Fyodor Lukyanov, editor-in-chief of the journal “Russia in Global Politics”, scientific director of the Valdai Club and host of the program “International Review”, delivered a lecture on modern Russian foreign policy at the Belgrade Institute of European Studies.Lukyanov gave an overview of the last 40 years of relations between the USSR and Russia with the West – from Gorbachev’s “new thinking” of the 1980s to the beginning of its own in February 2022.
He particularly focused on how Moscow’s long-term consistent attempts to establish positive relations with the West were met with disregard or lack of interest from the United States and its European partners, and how this gradually led to the erosion of partnership and fundamental changes in the country’s foreign policy. The analyst stressed the impact of NATO’s aggression against Yugoslavia in 1999 on changing the views of Russian society and the elite.

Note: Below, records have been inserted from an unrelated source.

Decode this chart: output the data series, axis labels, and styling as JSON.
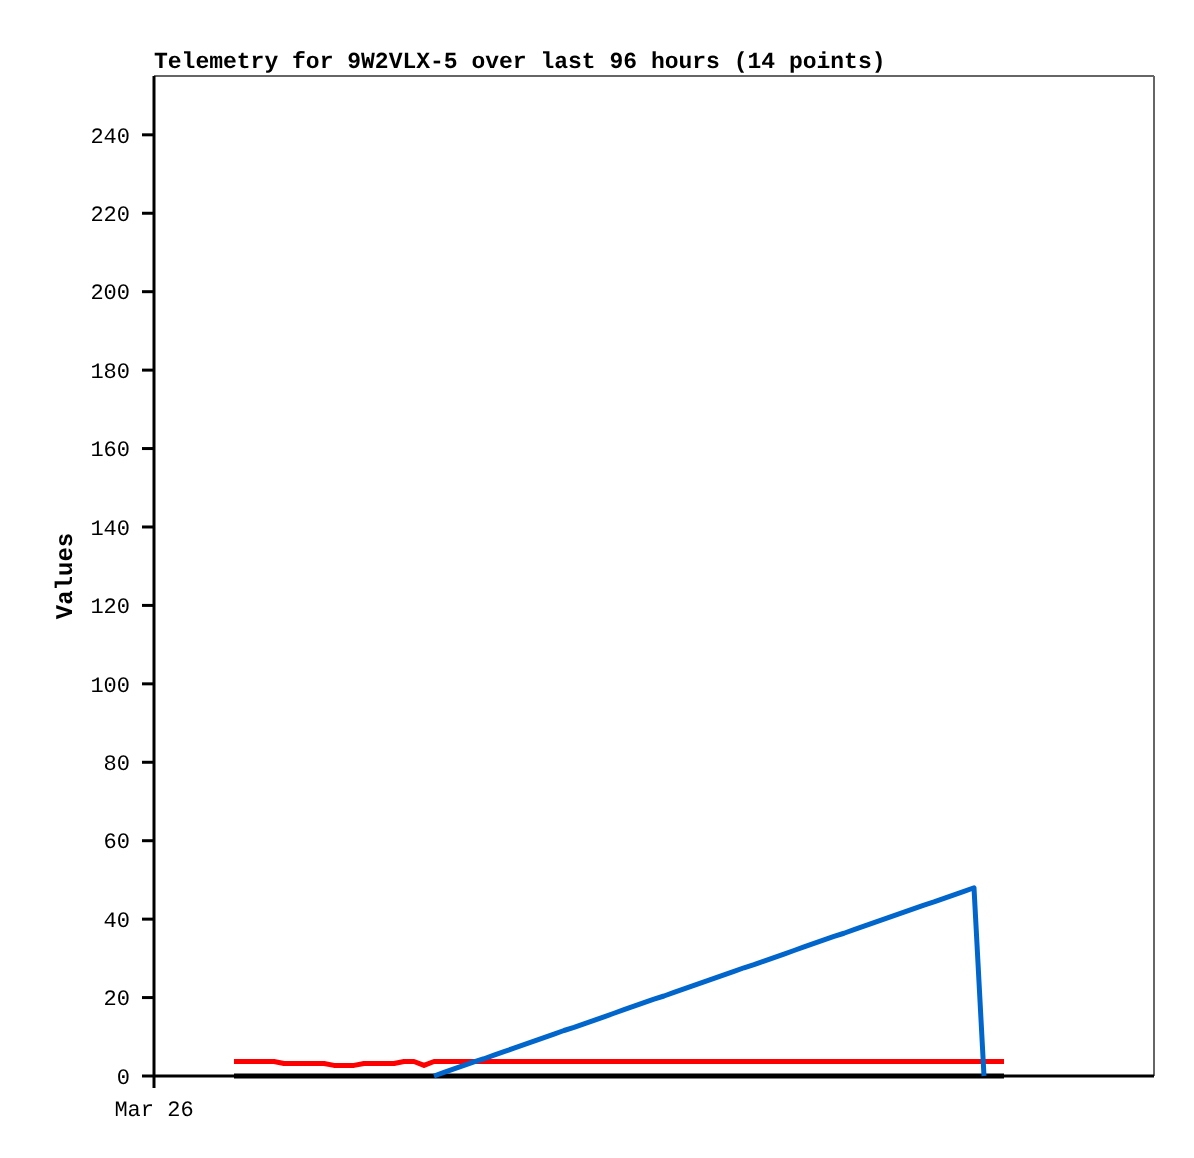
{
  "chart_data": {
    "type": "line",
    "title": "Telemetry for 9W2VLX-5 over last 96 hours (14 points)",
    "ylabel": "Values",
    "categories": [
      "Mar 26",
      null,
      null,
      null,
      null,
      null,
      null,
      null,
      null,
      null,
      null,
      null,
      null,
      null,
      null,
      null,
      null,
      null,
      null,
      null,
      null,
      null,
      null,
      null,
      null,
      null,
      null,
      null,
      null,
      null,
      null,
      null,
      null,
      null,
      null,
      null,
      null,
      null,
      null,
      null,
      null,
      null,
      null,
      null,
      null,
      null,
      null,
      null,
      null,
      null,
      null,
      null,
      null,
      null,
      null,
      null,
      null,
      null,
      null,
      null,
      null,
      null,
      null,
      null,
      null,
      null,
      null,
      null,
      null,
      null,
      null,
      null,
      null,
      null,
      null,
      null,
      null,
      null,
      null,
      null,
      null,
      null,
      null,
      null,
      null,
      null,
      null,
      null,
      null,
      null,
      null,
      null,
      null,
      null,
      null,
      null,
      null,
      null,
      null,
      null,
      null
    ],
    "ylim": [
      0,
      255
    ],
    "yticks": [
      0,
      20,
      40,
      60,
      80,
      100,
      120,
      140,
      160,
      180,
      200,
      220,
      240
    ],
    "series": [
      {
        "color": "#000000",
        "values": [
          null,
          null,
          null,
          null,
          null,
          null,
          null,
          null,
          0,
          0,
          0,
          0,
          0,
          0,
          0,
          0,
          0,
          0,
          0,
          0,
          0,
          0,
          0,
          0,
          0,
          0,
          0,
          0,
          0,
          0,
          0,
          0,
          0,
          0,
          0,
          0,
          0,
          0,
          0,
          0,
          0,
          0,
          0,
          0,
          0,
          0,
          0,
          0,
          0,
          0,
          0,
          0,
          0,
          0,
          0,
          0,
          0,
          0,
          0,
          0,
          0,
          0,
          0,
          0,
          0,
          0,
          0,
          0,
          0,
          0,
          0,
          0,
          0,
          0,
          0,
          0,
          0,
          0,
          0,
          0,
          0,
          0,
          0,
          0,
          0,
          0,
          null,
          null,
          null,
          null,
          null,
          null,
          null,
          null,
          null,
          null,
          null,
          null,
          null,
          null,
          null
        ]
      },
      {
        "color": "#ff0000",
        "values": [
          null,
          null,
          null,
          null,
          null,
          null,
          null,
          null,
          3.7,
          3.7,
          3.7,
          3.7,
          3.7,
          3.2,
          3.2,
          3.2,
          3.2,
          3.2,
          2.7,
          2.7,
          2.7,
          3.2,
          3.2,
          3.2,
          3.2,
          3.7,
          3.7,
          2.7,
          3.7,
          3.7,
          3.7,
          3.7,
          3.7,
          3.7,
          3.7,
          3.7,
          3.7,
          3.7,
          3.7,
          3.7,
          3.7,
          3.7,
          3.7,
          3.7,
          3.7,
          3.7,
          3.7,
          3.7,
          3.7,
          3.7,
          3.7,
          3.7,
          3.7,
          3.7,
          3.7,
          3.7,
          3.7,
          3.7,
          3.7,
          3.7,
          3.7,
          3.7,
          3.7,
          3.7,
          3.7,
          3.7,
          3.7,
          3.7,
          3.7,
          3.7,
          3.7,
          3.7,
          3.7,
          3.7,
          3.7,
          3.7,
          3.7,
          3.7,
          3.7,
          3.7,
          3.7,
          3.7,
          3.7,
          3.7,
          3.7,
          3.7,
          null,
          null,
          null,
          null,
          null,
          null,
          null,
          null,
          null,
          null,
          null,
          null,
          null,
          null,
          null
        ]
      },
      {
        "color": "#0066cc",
        "values": [
          null,
          null,
          null,
          null,
          null,
          null,
          null,
          null,
          null,
          null,
          null,
          null,
          null,
          null,
          null,
          null,
          null,
          null,
          null,
          null,
          null,
          null,
          null,
          null,
          null,
          null,
          null,
          null,
          0,
          0.9,
          1.8,
          2.7,
          3.6,
          4.4,
          5.3,
          6.2,
          7.1,
          8,
          8.9,
          9.8,
          10.7,
          11.6,
          12.4,
          13.3,
          14.2,
          15.1,
          16,
          16.9,
          17.8,
          18.7,
          19.6,
          20.4,
          21.3,
          22.2,
          23.1,
          24,
          24.9,
          25.8,
          26.7,
          27.6,
          28.4,
          29.3,
          30.2,
          31.1,
          32,
          32.9,
          33.8,
          34.7,
          35.6,
          36.4,
          37.3,
          38.2,
          39.1,
          40,
          40.9,
          41.8,
          42.7,
          43.6,
          44.4,
          45.3,
          46.2,
          47.1,
          48,
          0,
          null,
          null,
          null,
          null,
          null,
          null,
          null,
          null,
          null,
          null,
          null,
          null,
          null,
          null,
          null,
          null,
          null
        ]
      }
    ]
  }
}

In 2022, Russia switched to a new foreign policy, taking a firm anti-Western position, abandoning attempts to seek situational compromises. Speaking about the entry of the international system into the period of the new cold war, Lukyanov stressed that both Russia and the whole world are undergoing a serious transformation, in which it is important for countries to maintain maximum freedom of maneuver. The concept of a state-civilization gives Russia flexibility in choosing partners and building relationships with different poles of the modern world. Speaking about Russian-Serbian relations, F. Lukyanov stressed that the current crisis has significantly raised the prestige of the Serbs and their state in the eyes of Russia, and called for strengthening bilateral relations in all spheres.
F. Lukyanov’s speech attracted the attention of leading Serbian international experts, and experts from Finland, Turkey and France participated in it online. In the context of the global crisis, Belgrade has once again become a place of international communication for professionals.